4 Comments
User's avatar
Denise Heap (private)'s avatar

You are the technical side that the AI discussion has long needed.

Francis Turner's avatar

You do wonder what proportion of Claude code customers are successes rather than failures. And how much of the successes are far more limited than what is reported.
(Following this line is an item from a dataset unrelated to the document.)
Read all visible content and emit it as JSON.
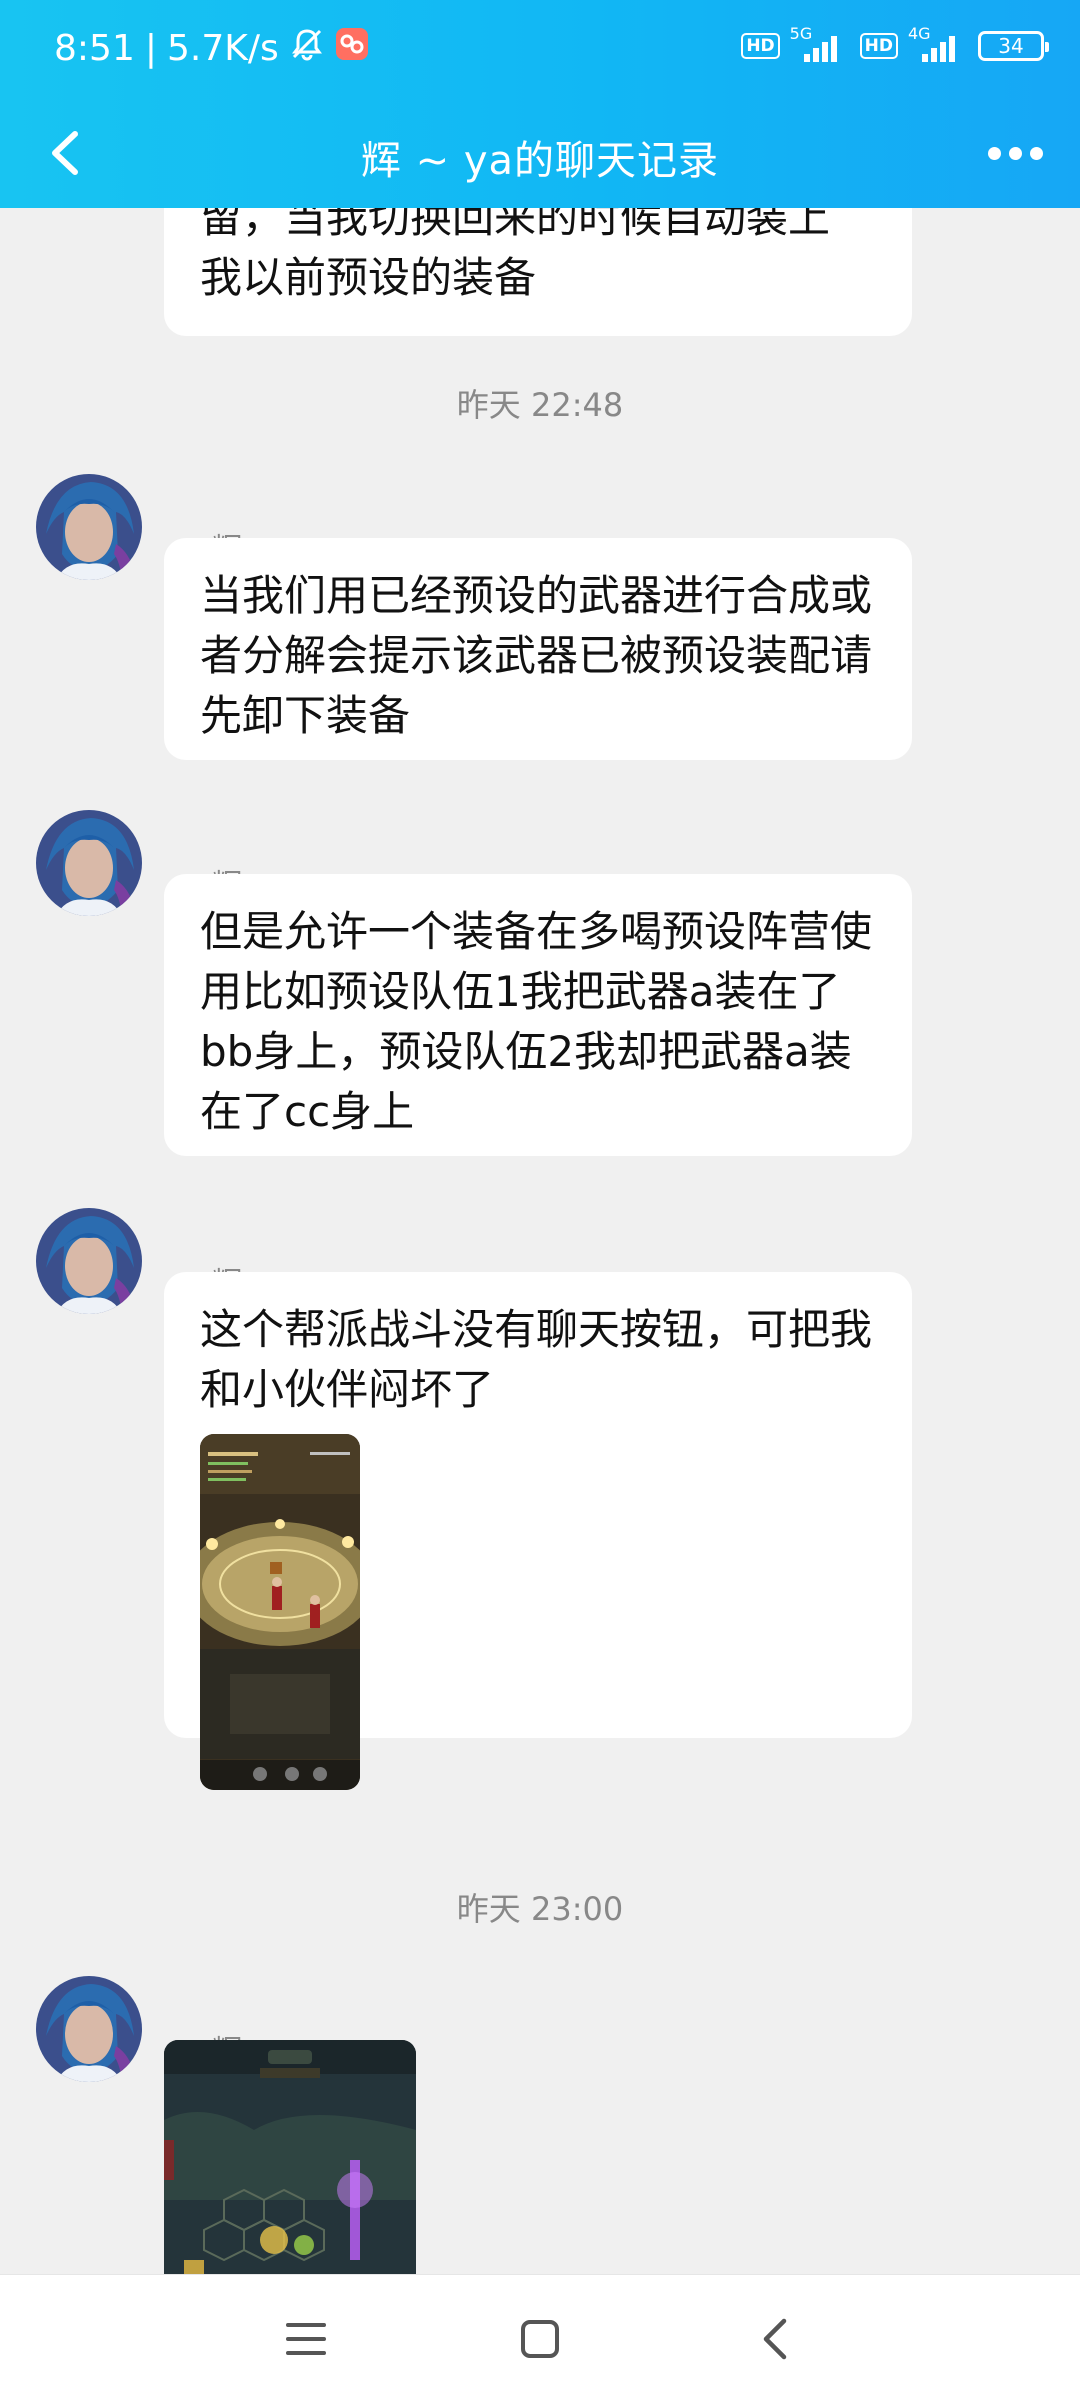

Interestingly I went to look at Antrhopic's success stories for Claude Code and Spotify appears absent - https://claude.com/customers?fcdaa149_sort_date=desc&fcdaa149_1_product_equal=%5B%22Claude+Code%22%5D

Given that they have been mentionging spotify for several months now that seems odd.

Denis Stetskov's avatar

Claude Code is #52 on Terminal Bench at 58% accuracy. Every agent above it runs on the same model with infrastructure on top. Honk is the same pattern: Claude Code + 15 years of Fleet Management. The tool alone isn't the story. https://www.tbench.ai/leaderboard/terminal-bench/2.0?models=Claude+Opus+4.6

Abcdefg's avatar

> You start digging, and there are no processes. Half the knowledge lives in somebody’s head, and that person is the only one who knows how any of it works.

And as the industry is desperate to shed headcount who in their right mind would write it down?

Hence the dystopian levels of monitoring at places like Meta.